Allen's switch as a 110m hurdler followed the path set by Renaldo Nehemiah, who set three world records, the last of them 12.93sec, but was denied the opportunity to compete at the Moscow 1980 Olympics due to the United States boycott.

He went on to play for the San Francisco 49ers and was a member of the team that won the Super Bowl in 1984.

James Trapp, who won the world indoor 200m title in 1992, won the Super Bowl with the Baltimore Ravens in 2001.

Marquise Goodwin, who reached the London 2012 long jump final and had a best of 8.33 metres, has since had a flourishing NFL career with the Seattle Seahawks, the Buffalo Bills, the San Franciso 49ers and the Chicago Bears.

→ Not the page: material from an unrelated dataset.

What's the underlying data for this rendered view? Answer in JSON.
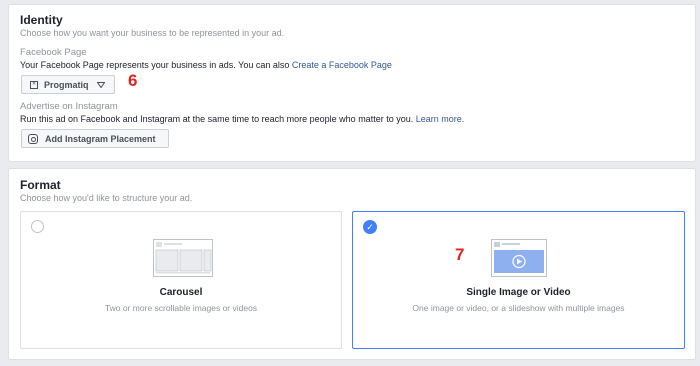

Michael Carter came close to the divine double of Olympic gold and a Super Bowl winner's ring.

Carter, whose daughter Michelle would win the women’s Olympic shot put title at the Rio 2016 Games, won shot put silver at the Los Angeles 1984 Games before signing up with the San Francisco 49ers, with whom he won the Super Bowl three times, the first of them within six months of his Olympic final.

But only one man has so far achieved that double - "Bullet" Boy Hayes.

Hayes was a superb natural athlete, and footballer, at Florida A&M University in the early 1960s. 

In 1962 he equalled the world 100-yards record of 9.2sec and became the first person to better six seconds in the 60-yard sprint, clocking 5.9sec.

In 1963, he lowered the 100-yards record to 9.1, a mark which stood until 1974. In the same year he set an unratified world record in the 200m of 20.5.

As the big beasts of the NFL circled, and his football coach Jake Gaither jealously guarded his services as the Tokyo 1964 Olympics loomed, the potential of his participation was uniquely underlined as the President, Lyndon Baines Johnson, put in a call to the coach to insist he allowed Hayes sufficient time off to train and stay healthy.

In Tokyo, Hayes repaid every atom of the President’s advocacy.

Bob Hayes, pictured winning the 1964 Olympic 100m title in Tokyo in a world record of 10.06sec, won a Super Bowl winner's ring with Dallas Cowboys seven years later ©Getty Images
Bob Hayes, pictured winning the 1964 Olympic 100m title in Tokyo in a world record of 10.06sec, won a Super Bowl winner's ring with Dallas Cowboys seven years later ©Getty Images

Tokyo was the last Olympics to be run on a cinder track, and Hayes was drawn in lane one in the 100m final, which had been churned up by the previous day’s 20km race walk.

He was also running, astonishingly, in borrowed shoes because one of his shoes had been kicked under the bed when he was playing around with some of his friends in the Olympic Village and he didn’t realise until he reached the track. Strange but apparently true.

He won gold in a world record of 10.06sec, although he was hand-timed at 9.9sec, making him the first man, effectively, to have beaten 10sec for the 100m.

He followed up by anchoring the United States to gold in the 4x100m relay in a world record of 39.06sec.

It was the last race he would run. At the age of 21, he moved over the Dallas Cowboys, for whom he played for seven seasons, winning the Super Bowl in 1971 and causing new zonal defence systems to be established in the NFL as no single opponent could handle his speed and power.

In the relay final, Hayes had been trailing as the baton was handed over, but in one of the most exhilarating sequences in Olympic history he produced the fastest relay leg then recorded, hand-timed between 8.5 and 8.9sec, to cross the line first.

France's anchor runner Jocelyn Delecour reportedly said to US runner Paul Drayton before the final: "You can't win, all you have is Bob Hayes." 

Drayton replied: "That's all we need."